I think it can be said less harshly than RTK did (though I know the harshness was necessary):

Timothy: Combat, war, is not about numbers and math and equations and formulae. I've never experienced it but through games, reading, and history, and I know this.

You are trying to impose math and metrics upon something which is, in its most final analysis, about people. Real, non-integer people.

I've done it myself - it's an easy trap to fall into. It's incredibly seductive to just go "Well, I'll use new whizbang 728 with 23 guys to a squad and..." But it is wrong.

Don't think about the numbers. Throw the technical details out the window.

The people are the key. The people who wear the uniform and man the units, the people who make up the opposing side, the people who decide the context of any particular event.

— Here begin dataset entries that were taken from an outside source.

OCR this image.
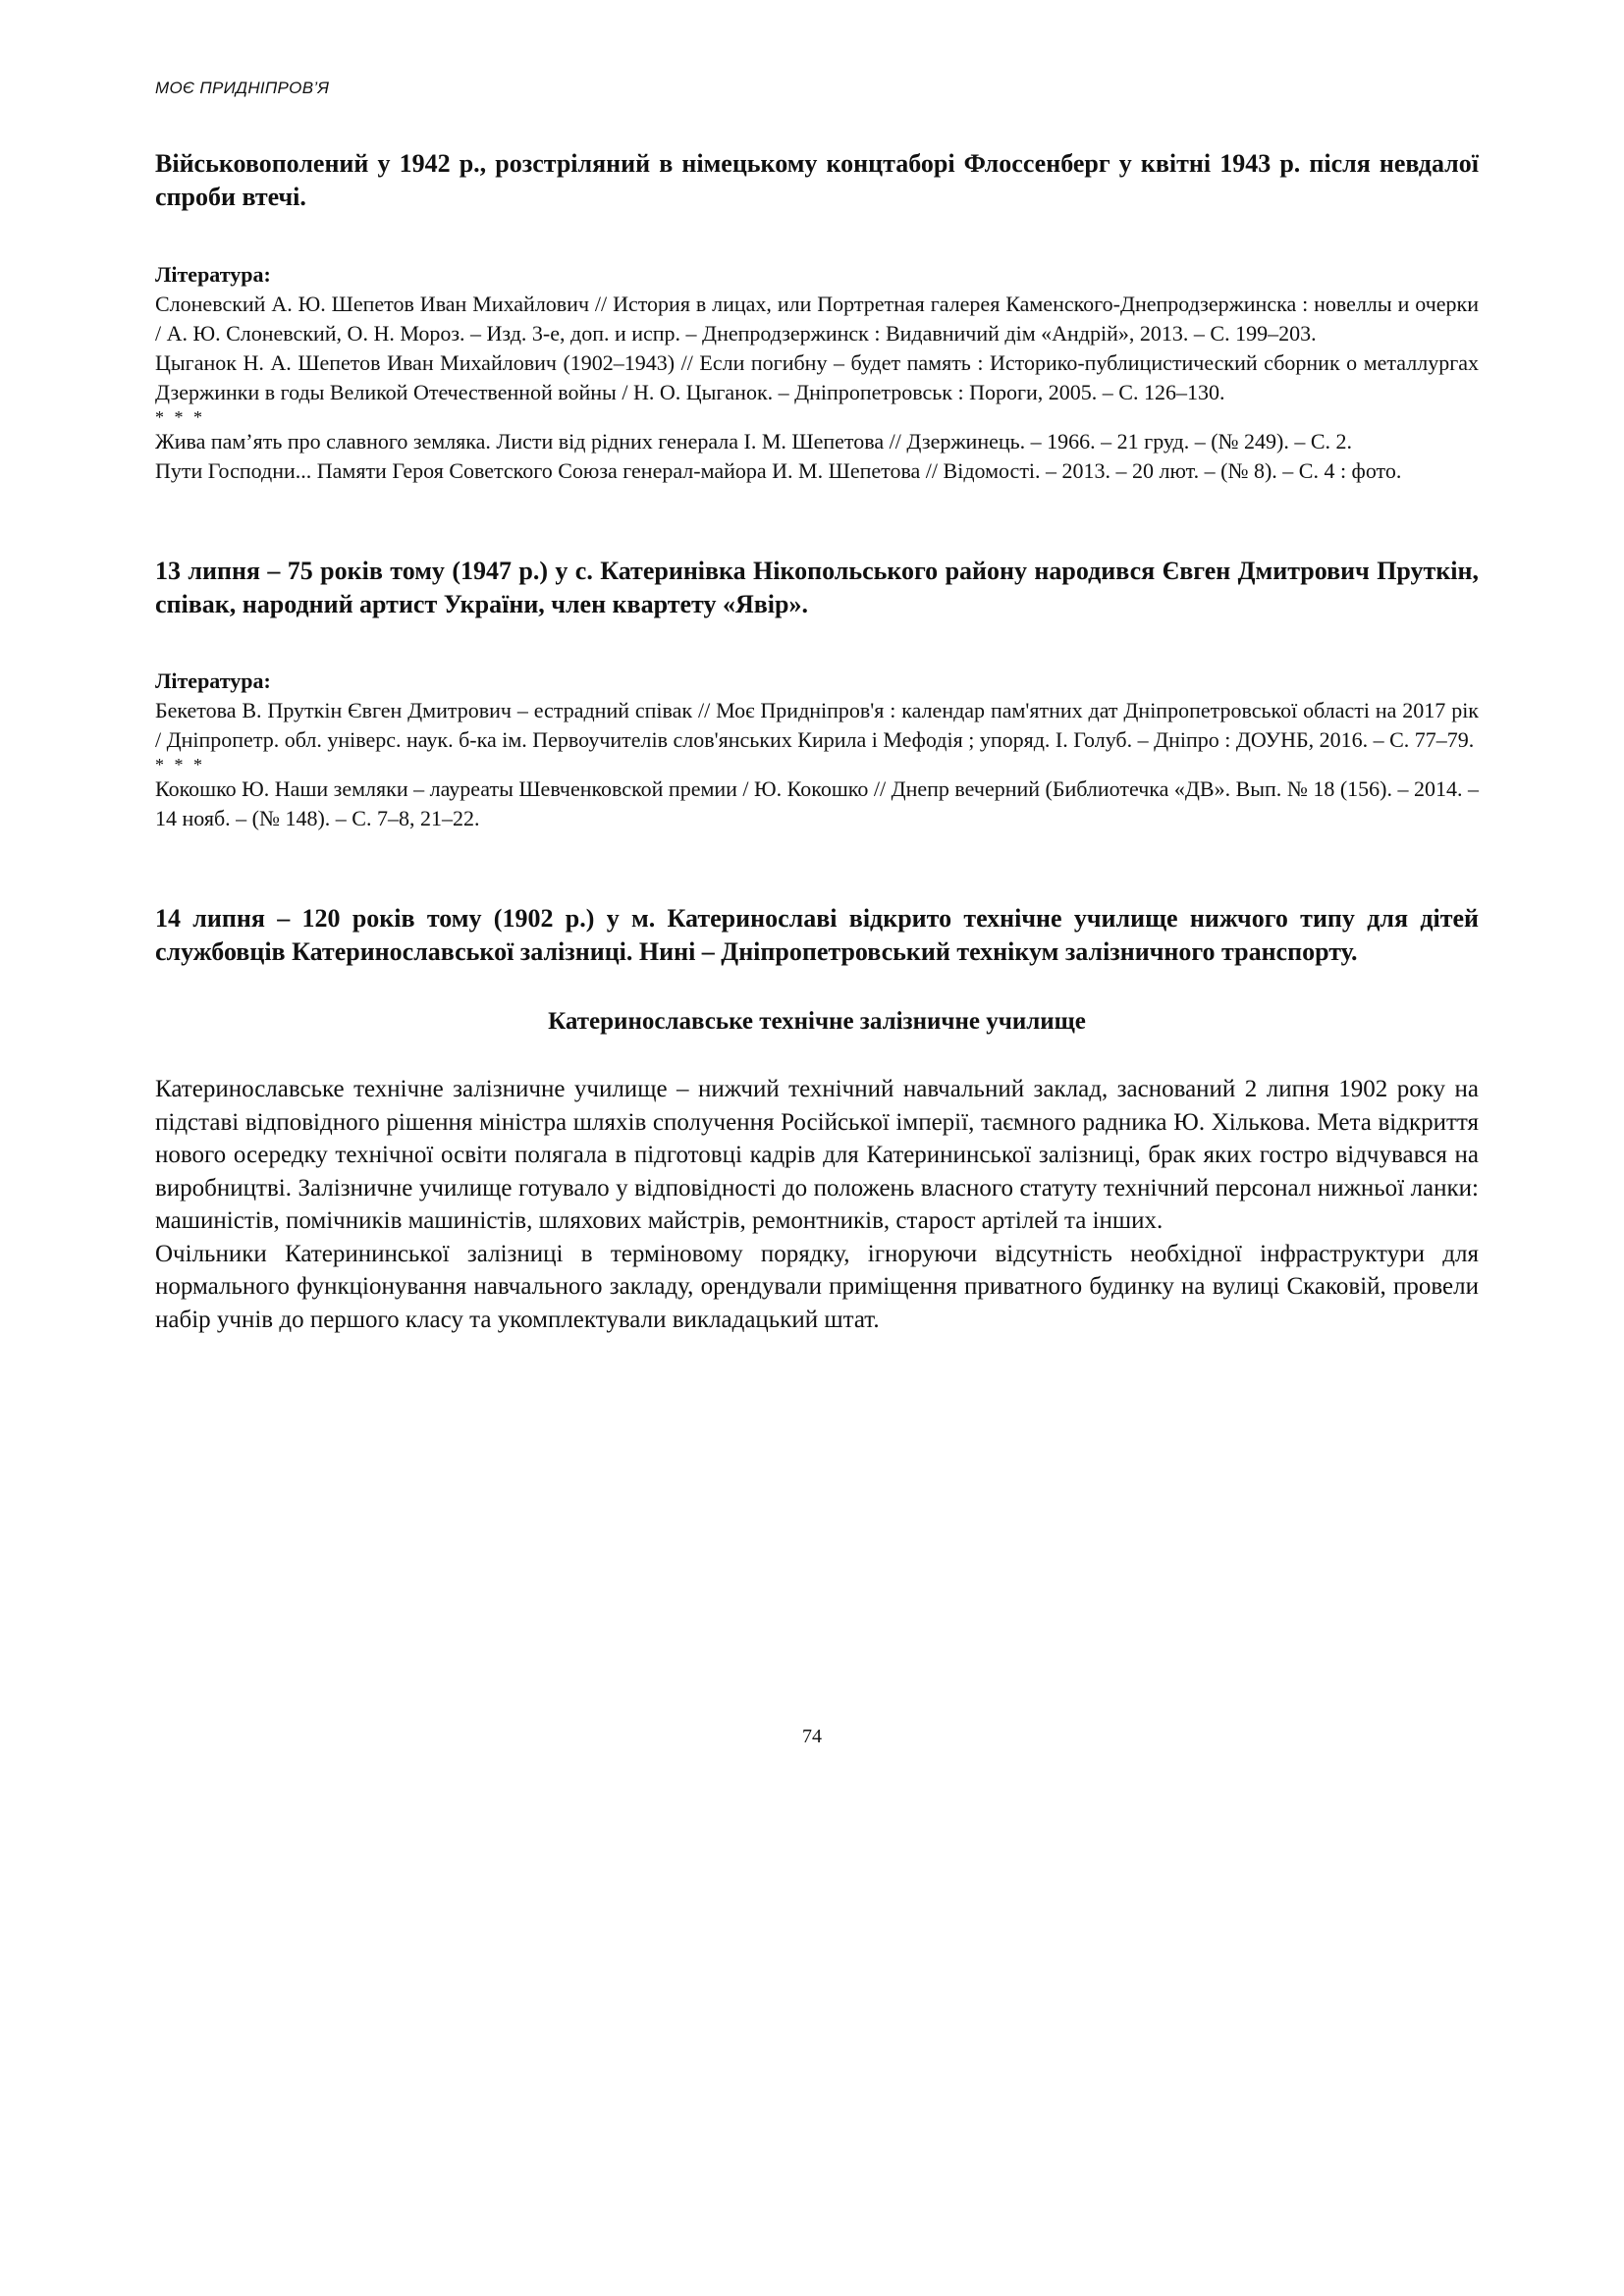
МОЄ ПРИДНІПРОВ’Я

Військовополений у 1942 р., розстріляний в німецькому концтаборі Флоссенберг у квітні 1943 р. після невдалої спроби втечі.

Література:

Слоневский А. Ю. Шепетов Иван Михайлович // История в лицах, или Портретная галерея Каменского-Днепродзержинска : новеллы и очерки / А. Ю. Слоневский, О. Н. Мороз. – Изд. 3-е, доп. и испр. – Днепродзержинск : Видавничий дім «Андрій», 2013. – С. 199–203.

Цыганок Н. А. Шепетов Иван Михайлович (1902–1943) // Если погибну – будет память : Историко-публицистический сборник о металлургах Дзержинки в годы Великой Отечественной войны / Н. О. Цыганок. – Дніпропетровськ : Пороги, 2005. – С. 126–130.

* * *

Жива пам’ять про славного земляка. Листи від рідних генерала І. М. Шепетова // Дзержинець. – 1966. – 21 груд. – (№ 249). – С. 2.

Пути Господни... Памяти Героя Советского Союза генерал-майора И. М. Шепетова // Відомості. – 2013. – 20 лют. – (№ 8). – С. 4 : фото.

13 липня – 75 років тому (1947 р.) у с. Катеринівка Нікопольського району народився Євген Дмитрович Пруткін, співак, народний артист України, член квартету «Явір».

Література:

Бекетова В. Пруткін Євген Дмитрович – естрадний співак // Моє Придніпров'я : календар пам'ятних дат Дніпропетровської області на 2017 рік / Дніпропетр. обл. універс. наук. б-ка ім. Первоучителів слов'янських Кирила і Мефодія ; упоряд. І. Голуб. – Дніпро : ДОУНБ, 2016. – С. 77–79.

* * *

Кокошко Ю. Наши земляки – лауреаты Шевченковской премии / Ю. Кокошко // Днепр вечерний (Библиотечка «ДВ». Вып. № 18 (156). – 2014. – 14 нояб. – (№ 148). – С. 7–8, 21–22.

14 липня – 120 років тому (1902 р.) у м. Катеринославі відкрито технічне училище нижчого типу для дітей службовців Катеринославської залізниці. Нині – Дніпропетровський технікум залізничного транспорту.

Катеринославське технічне залізничне училище

Катеринославське технічне залізничне училище – нижчий технічний навчальний заклад, заснований 2 липня 1902 року на підставі відповідного рішення міністра шляхів сполучення Російської імперії, таємного радника Ю. Хількова. Мета відкриття нового осередку технічної освіти полягала в підготовці кадрів для Катерининської залізниці, брак яких гостро відчувався на виробництві. Залізничне училище готувало у відповідності до положень власного статуту технічний персонал нижньої ланки: машиністів, помічників машиністів, шляхових майстрів, ремонтників, старост артілей та інших.

Очільники Катерининської залізниці в терміновому порядку, ігноруючи відсутність необхідної інфраструктури для нормального функціонування навчального закладу, орендували приміщення приватного будинку на вулиці Скаковій, провели набір учнів до першого класу та укомплектували викладацький штат.

74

What RTK is asking for is a question, or set of questions, you really, really need to have answered before you consider anything else:

"Why am I putting 18, 19, 20 year olds on a plane and sending them to a dangerous place? What are they intended to do when they get there? What do we hope to achieve with those people I have sent to a dangerous place, and why do we hope to achieve that?"

If the answer is "I am sending them to Europe to potentially defend against Soviet actions that may be part of a general war that may involve the use of nuclear weapons", you are going to have different parameters than if you're sending them to Afghanistan to fight an insurgency, support a government, and basically make things peaceful and prosperous. If you are sending them to Korea to defend against the KPA as they come across the DMZ, you have yet another set of parameters.